2001: A Space Oddity, James Keeran

Space Oddity is a mock on Stanley Kubrick’s 2001: A space Odyssey. The film is in fact nothing close to how the world really came out to be in 2001. There were no spaceships where one could rest his legs, or telephone cabins where one could call home and see the face of their beloveds, much less was there ever any planned space cruise to Jupiter. However, the article does state some interesting information about the stewardesses wearing Velcro shoes in order to maintain their feet on the ground. The jumpsuits were also an original idea.
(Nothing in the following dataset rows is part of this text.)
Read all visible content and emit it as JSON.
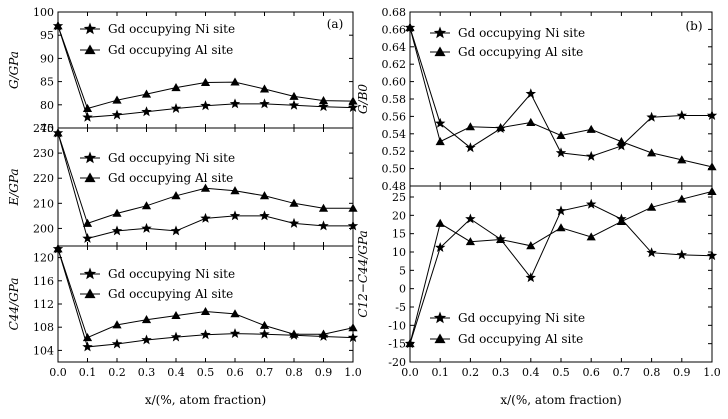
{
  "chart_data": [
    {
      "panel": "a-top",
      "type": "line",
      "ylabel": "G/GPa",
      "ylim": [
        75,
        100
      ],
      "yticks": [
        75,
        80,
        85,
        90,
        95,
        100
      ],
      "x": [
        0.0,
        0.1,
        0.2,
        0.3,
        0.4,
        0.5,
        0.6,
        0.7,
        0.8,
        0.9,
        1.0
      ],
      "xticks_shown": false,
      "panel_label": "(a)",
      "legend_position": "top-center",
      "series": [
        {
          "name": "Gd occupying Ni site",
          "marker": "star",
          "values": [
            97,
            77.3,
            77.8,
            78.5,
            79.2,
            79.8,
            80.2,
            80.2,
            79.9,
            79.6,
            79.4
          ]
        },
        {
          "name": "Gd occupying Al site",
          "marker": "triangle",
          "values": [
            97,
            79.2,
            81.0,
            82.3,
            83.7,
            84.8,
            84.9,
            83.4,
            81.8,
            80.9,
            80.8
          ]
        }
      ]
    },
    {
      "panel": "a-mid",
      "type": "line",
      "ylabel": "E/GPa",
      "ylim": [
        193,
        240
      ],
      "yticks": [
        200,
        210,
        220,
        230,
        240
      ],
      "x": [
        0.0,
        0.1,
        0.2,
        0.3,
        0.4,
        0.5,
        0.6,
        0.7,
        0.8,
        0.9,
        1.0
      ],
      "xticks_shown": false,
      "legend_position": "top-center",
      "series": [
        {
          "name": "Gd occupying Ni site",
          "marker": "star",
          "values": [
            238,
            196,
            199,
            200,
            199,
            204,
            205,
            205,
            202,
            201,
            201
          ]
        },
        {
          "name": "Gd occupying Al site",
          "marker": "triangle",
          "values": [
            238,
            202,
            206,
            209,
            213,
            216,
            215,
            213,
            210,
            208,
            208
          ]
        }
      ]
    },
    {
      "panel": "a-bottom",
      "type": "line",
      "ylabel": "C44/GPa",
      "ylim": [
        102,
        122
      ],
      "yticks": [
        104,
        108,
        112,
        116,
        120
      ],
      "x": [
        0.0,
        0.1,
        0.2,
        0.3,
        0.4,
        0.5,
        0.6,
        0.7,
        0.8,
        0.9,
        1.0
      ],
      "xticks": [
        "0.0",
        "0.1",
        "0.2",
        "0.3",
        "0.4",
        "0.5",
        "0.6",
        "0.7",
        "0.8",
        "0.9",
        "1.0"
      ],
      "xlabel": "x/(%, atom fraction)",
      "legend_position": "top-center",
      "series": [
        {
          "name": "Gd occupying Ni site",
          "marker": "star",
          "values": [
            121.5,
            104.6,
            105.1,
            105.8,
            106.3,
            106.7,
            106.9,
            106.8,
            106.6,
            106.4,
            106.2
          ]
        },
        {
          "name": "Gd occupying Al site",
          "marker": "triangle",
          "values": [
            121.5,
            106.2,
            108.4,
            109.3,
            110.0,
            110.7,
            110.3,
            108.3,
            106.8,
            106.8,
            107.9
          ]
        }
      ]
    },
    {
      "panel": "b-top",
      "type": "line",
      "ylabel": "G/B0",
      "ylim": [
        0.48,
        0.68
      ],
      "yticks": [
        0.48,
        0.5,
        0.52,
        0.54,
        0.56,
        0.58,
        0.6,
        0.62,
        0.64,
        0.66,
        0.68
      ],
      "yticklabels": [
        "0.48",
        "0.50",
        "0.52",
        "0.54",
        "0.56",
        "0.58",
        "0.60",
        "0.62",
        "0.64",
        "0.66",
        "0.68"
      ],
      "x": [
        0.0,
        0.1,
        0.2,
        0.3,
        0.4,
        0.5,
        0.6,
        0.7,
        0.8,
        0.9,
        1.0
      ],
      "xticks_shown": false,
      "panel_label": "(b)",
      "legend_position": "top-center",
      "series": [
        {
          "name": "Gd occupying Ni site",
          "marker": "star",
          "values": [
            0.662,
            0.552,
            0.524,
            0.546,
            0.586,
            0.518,
            0.514,
            0.526,
            0.559,
            0.561,
            0.561
          ]
        },
        {
          "name": "Gd occupying Al site",
          "marker": "triangle",
          "values": [
            0.662,
            0.531,
            0.548,
            0.547,
            0.553,
            0.538,
            0.545,
            0.531,
            0.518,
            0.51,
            0.502
          ]
        }
      ]
    },
    {
      "panel": "b-bottom",
      "type": "line",
      "ylabel": "C12−C44/GPa",
      "ylim": [
        -20,
        28
      ],
      "yticks": [
        -20,
        -15,
        -10,
        -5,
        0,
        5,
        10,
        15,
        20,
        25
      ],
      "x": [
        0.0,
        0.1,
        0.2,
        0.3,
        0.4,
        0.5,
        0.6,
        0.7,
        0.8,
        0.9,
        1.0
      ],
      "xticks": [
        "0.0",
        "0.1",
        "0.2",
        "0.3",
        "0.4",
        "0.5",
        "0.6",
        "0.7",
        "0.8",
        "0.9",
        "1.0"
      ],
      "xlabel": "x/(%, atom fraction)",
      "legend_position": "bottom-left",
      "series": [
        {
          "name": "Gd occupying Ni site",
          "marker": "star",
          "values": [
            -15,
            11.2,
            19.0,
            13.5,
            3.0,
            21.2,
            23.0,
            19.0,
            9.8,
            9.2,
            9.0
          ]
        },
        {
          "name": "Gd occupying Al site",
          "marker": "triangle",
          "values": [
            -15,
            17.8,
            12.8,
            13.4,
            11.7,
            16.6,
            14.1,
            18.3,
            22.2,
            24.4,
            26.5
          ]
        }
      ]
    }
  ]
}
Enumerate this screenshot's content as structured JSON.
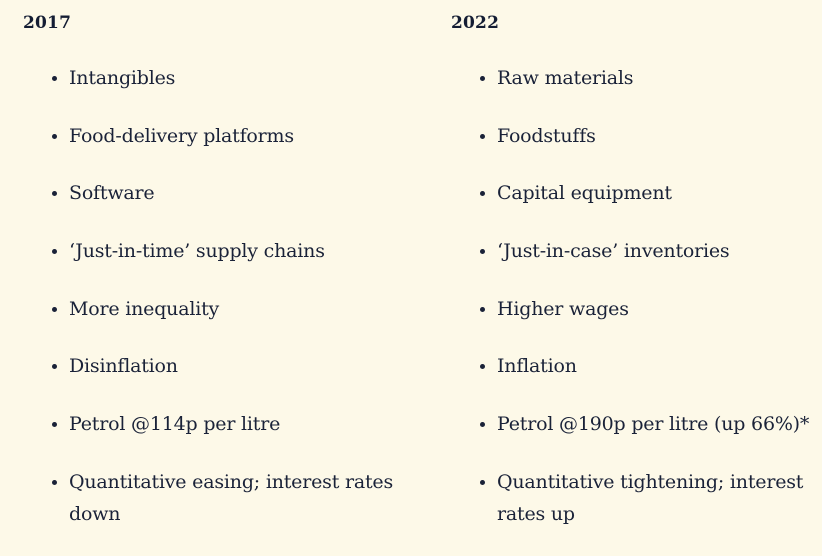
{
  "page": {
    "background_color": "#fdf9e8",
    "text_color": "#1a2238"
  },
  "columns": [
    {
      "heading": "2017",
      "items": [
        "Intangibles",
        "Food-delivery platforms",
        "Software",
        "‘Just-in-time’ supply chains",
        "More inequality",
        "Disinflation",
        "Petrol @114p per litre",
        "Quantitative easing; interest rates down"
      ]
    },
    {
      "heading": "2022",
      "items": [
        "Raw materials",
        "Foodstuffs",
        "Capital equipment",
        "‘Just-in-case’ inventories",
        "Higher wages",
        "Inflation",
        "Petrol @190p per litre (up 66%)*",
        "Quantitative tightening; interest rates up"
      ]
    }
  ]
}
Space Looks, Stella Bruzzi.

In Stella Bruzzi’s Space looks, she analyzes two terms: Space Age and Space Look. The Space age consists of the time after the first moon landing in 1969 and the sixth one in 1974. During that time space was an empty map, waiting to be filled. It consisted of the fantasy of space not being harmed by reality yet and films and shows such as Forbidden Planet, 2001 and Star Trek came into being which are considered to be the best sci-fi film and show until today. After several moon hoax videos, the fantasy of space was bashed by reality, and movies such as Silent Running and Capricorn One exploited the distance between realty and myth. The second term she mentions is the Space Look, which consists of namely the color grey, with militarist looks inspired by the US military itself, skin-tight jump suits inspired by Robin Hood and even cowboys.